Lutz was one of Docker’s students, and in the 1960s, he established his own firm, Lutz & Partners, which focused on reinvigorating public spaces in towns throughout southern Germany. One of his defining projects was the 1989 redesign of the center of Freudenstadt — a small 420-year-old city in the heart of the Black Forest that had been destroyed during the war — where Lutz installed a grid of playful, geyser-like fountains that children still run through on hot summer days. “Water adds an element of movement,” he says. “Designing space, whether public or private, is about the flow of movement.”

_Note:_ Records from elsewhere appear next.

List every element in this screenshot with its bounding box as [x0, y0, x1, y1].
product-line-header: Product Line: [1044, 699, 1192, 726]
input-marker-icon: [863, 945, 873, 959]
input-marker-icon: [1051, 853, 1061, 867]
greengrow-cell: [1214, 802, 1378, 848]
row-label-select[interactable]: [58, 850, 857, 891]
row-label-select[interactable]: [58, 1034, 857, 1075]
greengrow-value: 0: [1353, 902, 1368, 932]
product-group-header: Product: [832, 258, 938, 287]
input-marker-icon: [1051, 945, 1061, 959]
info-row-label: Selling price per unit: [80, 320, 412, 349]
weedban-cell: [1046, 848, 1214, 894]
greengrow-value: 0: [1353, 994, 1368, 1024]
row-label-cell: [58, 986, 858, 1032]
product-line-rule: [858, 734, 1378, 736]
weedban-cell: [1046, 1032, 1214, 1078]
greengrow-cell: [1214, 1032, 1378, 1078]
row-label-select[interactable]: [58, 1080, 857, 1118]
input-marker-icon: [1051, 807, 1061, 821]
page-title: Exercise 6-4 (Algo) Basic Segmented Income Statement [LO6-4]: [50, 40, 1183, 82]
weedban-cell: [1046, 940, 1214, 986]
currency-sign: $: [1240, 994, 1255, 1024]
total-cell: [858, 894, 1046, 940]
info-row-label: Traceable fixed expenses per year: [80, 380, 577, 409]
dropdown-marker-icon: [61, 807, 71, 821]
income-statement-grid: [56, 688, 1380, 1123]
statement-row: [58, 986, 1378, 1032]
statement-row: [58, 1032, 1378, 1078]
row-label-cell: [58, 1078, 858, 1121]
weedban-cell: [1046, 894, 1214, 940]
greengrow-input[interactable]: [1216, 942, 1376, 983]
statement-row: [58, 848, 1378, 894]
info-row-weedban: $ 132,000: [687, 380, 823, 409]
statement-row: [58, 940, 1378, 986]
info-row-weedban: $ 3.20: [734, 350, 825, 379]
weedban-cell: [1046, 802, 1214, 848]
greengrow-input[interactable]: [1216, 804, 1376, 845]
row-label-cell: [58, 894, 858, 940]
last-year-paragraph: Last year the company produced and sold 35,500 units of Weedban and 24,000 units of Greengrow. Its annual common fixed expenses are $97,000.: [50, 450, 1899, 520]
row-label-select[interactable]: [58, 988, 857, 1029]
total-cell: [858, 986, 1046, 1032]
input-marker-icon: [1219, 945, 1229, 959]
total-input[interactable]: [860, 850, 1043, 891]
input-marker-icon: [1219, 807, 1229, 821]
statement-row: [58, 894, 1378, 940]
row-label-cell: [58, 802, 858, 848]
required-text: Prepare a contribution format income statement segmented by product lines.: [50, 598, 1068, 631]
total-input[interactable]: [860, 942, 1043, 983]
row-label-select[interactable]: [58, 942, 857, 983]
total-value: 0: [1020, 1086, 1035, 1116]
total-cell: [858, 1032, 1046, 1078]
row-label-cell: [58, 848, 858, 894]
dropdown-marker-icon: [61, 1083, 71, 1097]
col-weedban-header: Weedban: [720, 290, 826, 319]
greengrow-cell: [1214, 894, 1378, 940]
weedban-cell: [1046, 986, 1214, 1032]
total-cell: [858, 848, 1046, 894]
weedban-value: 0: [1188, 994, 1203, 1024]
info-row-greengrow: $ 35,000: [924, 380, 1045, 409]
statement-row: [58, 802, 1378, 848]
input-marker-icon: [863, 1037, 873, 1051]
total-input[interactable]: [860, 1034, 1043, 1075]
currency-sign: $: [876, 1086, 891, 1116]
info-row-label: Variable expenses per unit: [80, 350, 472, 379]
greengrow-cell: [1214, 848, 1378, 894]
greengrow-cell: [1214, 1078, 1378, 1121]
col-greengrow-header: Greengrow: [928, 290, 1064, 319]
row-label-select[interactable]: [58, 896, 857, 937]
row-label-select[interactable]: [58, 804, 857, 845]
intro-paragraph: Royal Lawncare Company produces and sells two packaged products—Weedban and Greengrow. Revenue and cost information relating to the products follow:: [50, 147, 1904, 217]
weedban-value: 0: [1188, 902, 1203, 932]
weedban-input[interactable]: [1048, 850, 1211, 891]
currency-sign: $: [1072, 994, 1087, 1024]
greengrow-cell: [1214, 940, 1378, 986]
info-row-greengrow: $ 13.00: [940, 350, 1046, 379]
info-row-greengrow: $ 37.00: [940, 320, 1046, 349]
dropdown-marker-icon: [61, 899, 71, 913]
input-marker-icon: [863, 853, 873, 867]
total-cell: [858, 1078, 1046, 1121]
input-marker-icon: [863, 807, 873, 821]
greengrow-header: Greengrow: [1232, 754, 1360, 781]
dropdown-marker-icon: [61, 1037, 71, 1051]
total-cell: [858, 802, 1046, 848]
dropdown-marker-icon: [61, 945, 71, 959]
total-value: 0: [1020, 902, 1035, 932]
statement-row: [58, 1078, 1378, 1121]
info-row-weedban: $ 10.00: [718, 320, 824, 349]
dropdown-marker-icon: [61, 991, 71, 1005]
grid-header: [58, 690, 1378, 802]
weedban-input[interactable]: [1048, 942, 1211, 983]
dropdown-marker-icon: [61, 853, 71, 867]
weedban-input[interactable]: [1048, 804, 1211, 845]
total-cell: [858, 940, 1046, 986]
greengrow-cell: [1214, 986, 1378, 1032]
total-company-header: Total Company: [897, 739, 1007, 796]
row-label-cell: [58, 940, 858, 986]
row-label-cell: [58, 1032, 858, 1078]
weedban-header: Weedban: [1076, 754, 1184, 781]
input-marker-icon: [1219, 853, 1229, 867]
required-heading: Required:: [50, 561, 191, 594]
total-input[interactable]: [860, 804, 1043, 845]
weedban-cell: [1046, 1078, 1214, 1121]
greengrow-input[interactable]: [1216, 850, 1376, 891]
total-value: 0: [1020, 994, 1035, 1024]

THESE CITY-PLANNING PROJECTS often took years to complete and were always tainted by small compromises. But in Lutz’s own home, no one — not even his wife, Gudrun — could question his choices. Although he still wishes he’d been able to design the actual building, he instead delineated space by creating architectural shapes within the predefined rooms, the central tower being the most obvious example. There’s also the adjacent wide-open staircase, which originally included chrome banisters, until Lutz hired a carpenter to reorient the steps into a compact C shape, the two flights facing opposite directions, each obscured by a waist-high wall. Like a sculpture, the angled wall that follows the stairs and the horizontal wall that hides the landing form new shapes depending on your vantage point; this optical illusion is exaggerated by a bright yellow panel of paint that mirrors the grade of the white metal railing, creating the effect of a Sol LeWitt mural. The windows and sliding doors in the nearby kitchen are likewise decorated with geometric lines and curves, this time in a translucent off-white paint that Lutz chose to add privacy because, he says, “he hates curtains.”

Though such decisions may at first sound eccentric, the apartment starts to seem more practical, even downright functional, when explained by its architect. Lutz chose the diagonal tile pattern, for instance, because it was easier to lay within the dimensions of the irregularly shaped, 540-square-foot downstairs room. He picked yellow for the walls because it’s “the color of the sun,” he says, and in the absence of windows in the back of the apartment, he “wanted to simulate light in some way.”

Decades later, even his once-skeptical daughter has come around to the space’s inherent logic. Having co-founded the cultish early aughts knitwear brand Lutz & Patmos, Tina returned from New York to Germany two years ago to launch the handbag line Lutz Morris; its fall 2019 collection was inspired by the apartment, from “the geometric shape of the stairway to the primal colors of the walls to the strong philosophy of form following function,” she says. “I have come to respect the fact that my parents never changed their vision over the past four decades.” (Lutz Morris’s recent ad campaign was also shot at the apartment.) A few years ago, the ground floor was in need of renovation, and Gudrun says she and her husband debated whether they should replace the dark brown and white tiles with something that seemed more contemporary. “And finally we said, ‘You know what we should do?’” she asks. “The exact same thing we did before.”